Trends in recent years show significant changes in the demand for foreign language learning as well as in learning expectations, learning periods and individual motivation, which directly affect LSI: Although the focus is still on face-to-face learning, there is a clear shift towards personalised learning (one-to-one training), learning with new, universally available learning resources and technologies (online and distance learning) and a more conscious use of learning times that are made available for language acquisition by the learner
The background to this development is a change in attitudes towards the foreign language, its status, value and usability. At the same time, the importance of English as a worldwide lingua franca is increasing, which raises the question of the sense of acquiring another foreign language, e.g. for professional reasons. Although the mastery of Russian or Japanese continues to be an extraordinary plus for professional success in the country, it is no longer an indispensable prerequisite for a business meeting. Therefore, more and more people are seeking competence in the LSI languages who - as has been the case since the Institute's beginnings - need it for study reasons or who want to acquire a deeper, culturally embedded knowledge of the language and the country for their private or professional life. The acquisition of foreign languages, especially the LSI languages, is thus becoming an increasingly exclusive project under the sign of individualisation and personalisation. In addition, learning via apps, learning videos or commercial learning platforms on the internet has developed into a dynamic growth market and thus into an unmistakable competition, whereas face-to-face learning offerings are experiencing a rather declining demand.

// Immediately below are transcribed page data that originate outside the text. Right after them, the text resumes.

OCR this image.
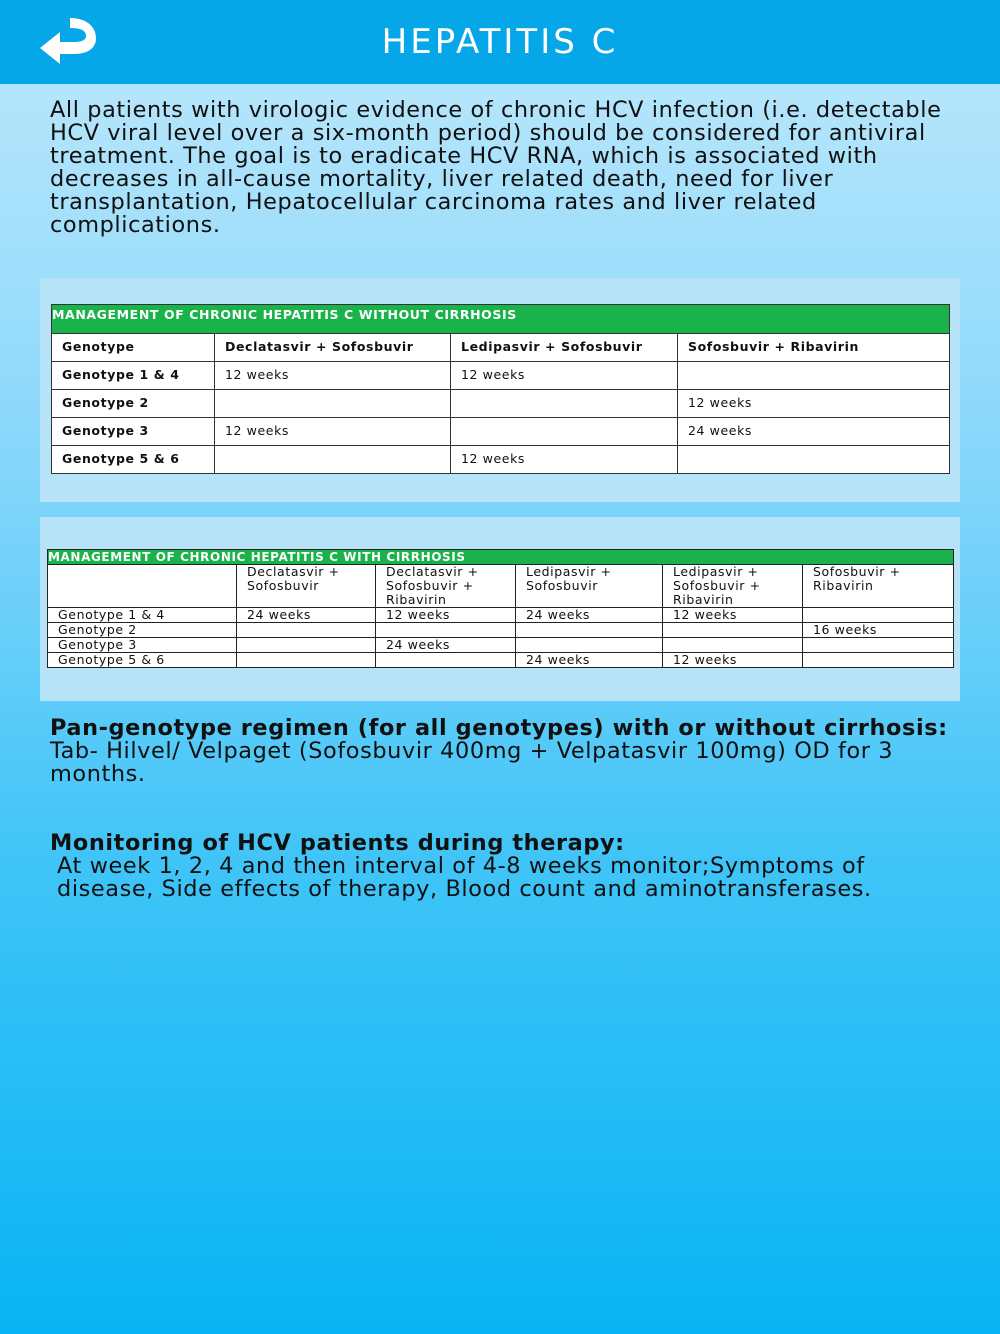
HEPATITIS C

All patients with virologic evidence of chronic HCV infection (i.e. detectable HCV viral level over a six-month period) should be considered for antiviral treatment. The goal is to eradicate HCV RNA, which is associated with decreases in all-cause mortality, liver related death, need for liver transplantation, Hepatocellular carcinoma rates and liver related complications.

MANAGEMENT OF CHRONIC HEPATITIS C WITHOUT CIRRHOSIS			
Genotype	Declatasvir + Sofosbuvir	Ledipasvir + Sofosbuvir	Sofosbuvir + Ribavirin
Genotype 1 & 4	12 weeks	12 weeks	
Genotype 2			12 weeks
Genotype 3	12 weeks		24 weeks
Genotype 5 & 6		12 weeks	
MANAGEMENT OF CHRONIC HEPATITIS C WITH CIRRHOSIS					
	Declatasvir + Sofosbuvir	Declatasvir + Sofosbuvir + Ribavirin	Ledipasvir + Sofosbuvir	Ledipasvir + Sofosbuvir + Ribavirin	Sofosbuvir + Ribavirin
Genotype 1 & 4	24 weeks	12 weeks	24 weeks	12 weeks	
Genotype 2					16 weeks
Genotype 3		24 weeks			
Genotype 5 & 6			24 weeks	12 weeks	
Pan-genotype regimen (for all genotypes) with or without cirrhosis:
Tab- Hilvel/ Velpaget (Sofosbuvir 400mg + Velpatasvir 100mg) OD for 3 months.
Monitoring of HCV patients during therapy:
At week 1, 2, 4 and then interval of 4-8 weeks monitor;Symptoms of disease, Side effects of therapy, Blood count and aminotransferases.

Since 2014, the Landespracheninstitut has been responding to these new circumstances with the development of new virtual learning models, which essentially expand the existing presence offerings. Under the name of LSI.online, LSI is developing a learning platform for its languages, which on the one hand functionally meets the requirements of personalised and self-determined learning, on the other hand making the learning content taught in classroom available to the learners in the long term, and also providing the technical basis for the new, virtual course formats. In addition, LSI.online offers numerous courses for autonomous online language acquisition.
After almost 50 years and over 46,000 course participants, LSI with its many young language teachers is still the most important competence center for intensive foreign language learning in Germany. It combines high quality intensive teaching with the latest technologies, which in combination form the core of its distinctive learning culture.